Cultural appropriation is real; Kim Kardashian literally stole ass

Illustration by CJ Sommerfeld

War of the words: Cultural Appropriation
By Matthew Fraser, Opinions Editor

The idea of white women avoiding having large butts was so pervasive that in 2003 Ludacris joked that he was “the new phenomenon, like white women with ass.”

For what must be the 100th time, Bruno Mars has been accused of cultural appropriation. The first time came in 2018 at the hands of one Seren Sensei, who lambasted Mars as “a karaoke singer, he’s a wedding singer, he’s the person you hire to do Michael Jackson and Prince covers.” These accusations were recently reignited in an interview with the Breakfast Club when the ever so controversial Charlamagne Tha God asked Mars what he thought of these accusations.

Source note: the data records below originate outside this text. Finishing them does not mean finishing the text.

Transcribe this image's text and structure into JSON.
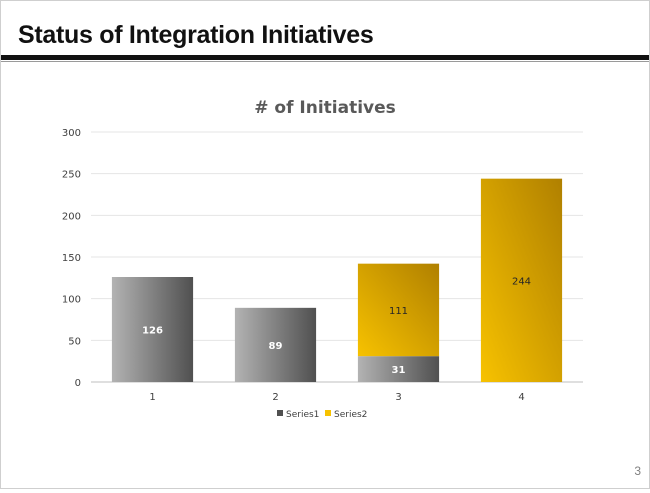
{
  "slide": {
    "title": "Status of Integration Initiatives",
    "page_number": "3"
  },
  "colors": {
    "series1_light": "#b3b3b3",
    "series1_dark": "#505050",
    "series2_light": "#f7c200",
    "series2_dark": "#b08000",
    "grid": "#e4e4e4",
    "axis": "#bfbfbf"
  },
  "chart_data": {
    "type": "bar",
    "stacked": true,
    "title": "# of Initiatives",
    "categories": [
      "1",
      "2",
      "3",
      "4"
    ],
    "series": [
      {
        "name": "Series1",
        "values": [
          126,
          89,
          31,
          0
        ]
      },
      {
        "name": "Series2",
        "values": [
          0,
          0,
          111,
          244
        ]
      }
    ],
    "data_labels": [
      [
        "126",
        "89",
        "31",
        ""
      ],
      [
        "",
        "",
        "111",
        "244"
      ]
    ],
    "ylim": [
      0,
      300
    ],
    "yticks": [
      0,
      50,
      100,
      150,
      200,
      250,
      300
    ],
    "grid": true,
    "legend": "bottom"
  }
}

It’s important then to define cultural appropriation; Cambridge dictionary describes it as: “The act of taking or using things from a culture that is not your own, especially without showing that you understand or respect this culture.” However, I think a much more hard hitting and direct definition given by Andray Domise describes it as: “superimposing one’s own understandings of another culture over that actual culture, slapping a package on it, modelling it, and often selling it. Cultural appropriation is galling to those of us who come from the cultures being appropriated, especially when we face social and financial repercussions for not shedding our own cultures and assimilating into the dominant one.”

Bruno Mars has openly and consistently acknowledged the black artists who inspire him, and it is largely impossible to listen to any modern music and not come across a black influencer. However, the term cultural appropriation was meant to explain actions and thefts more narrowly by the dominant identity in a society against authentic expressions of culture.

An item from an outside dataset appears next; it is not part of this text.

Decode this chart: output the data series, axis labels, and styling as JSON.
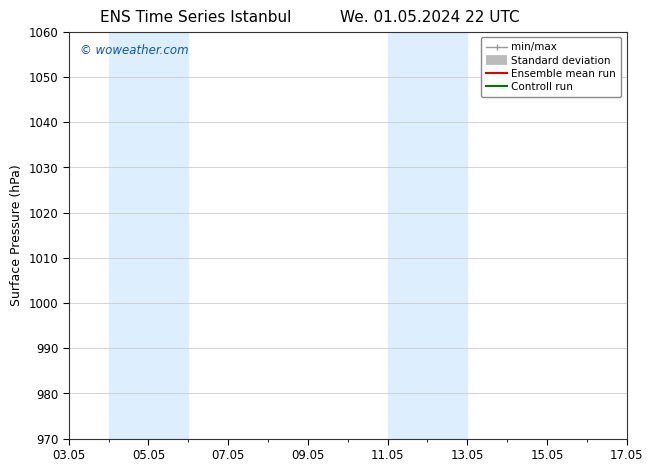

Take for example the infamous “Google unprofessional hairstyles” controversy. In 2016 it was revealed that a Google image search of “unprofessional hairstyles” would yield mostly black people wearing hair styles natural to the texture of the hair. Afros, cornrows, and dreadlocks were deemed “unacceptable” by the wider white professional culture. This idea is so pervasive that even in the past two years multiple high school students have been forced to cut their hair to graduate or wrestle. Simultaneously, fashion designers like Marc Jacobs casually throw the very hairstyles that forfeit jobs for some black people onto the runway like a fresh new handbag. This is precisely the repercussions Domise spoke of.

And I think the fashion world is home to the most egregious of these thefts. Barely seven years after the Truth and Reconciliation Commission of Canada was formed, Canadian fashion designers DSquared2 released a line that not only appropriated indigenous tradition but had the audacity to name the line “dsquaw.” At the same time, Urban Outfitters settled with the Navajo nation after using their name without permission to market some questionable designs. In both cases, profits were made using motifs stolen from indigenous peoples.

Yet, I think the strangest and most insidious form of cultural appropriation has come from the recent change in acceptable body image and a marked change in skin tone beauty standards. Consider the 1992 intro to Sir Mix-A-Lot’s “Baby Got Back”; it begins with two white women discussing a “rap guy’s girlfriend” and it ends with one of them shouting “[her butt] it’s so big she’s just so BLACK!” Moving along we see the 1993 episode of Seinfeld entitled “The Non-Fat Yogurt,” where Elaine looks at her behind to estimate whether she has gained weight and becomes convinced that her newly enlarged backside scared off her boyfriend. The idea of white women avoiding having large butts was so pervasive that in 2003 Ludacris joked that he was “the new phenomenon, like white women with ass.” Art imitates life to provide but a truer picture of the world than what many would admit.

Yet Kim Kardashian would open the door for non-black women to absorb and emulate black phenotypes into prosperity. As Kim K’s butt progressively grew bigger, her lips ballooned further, and her skin crept darker, it became more and more acceptable for legions of non-black women to ride these innovations to fame. The trend became so pervasive that it spawned the term “blackfishing” (a play on the term “catfishing”).

So then is cultural appropriation real? Absolutely. Does that mean that everything that is accused of being cultural appropriation is such? No, I think there are a lot of misstatements and undeserved vitriol.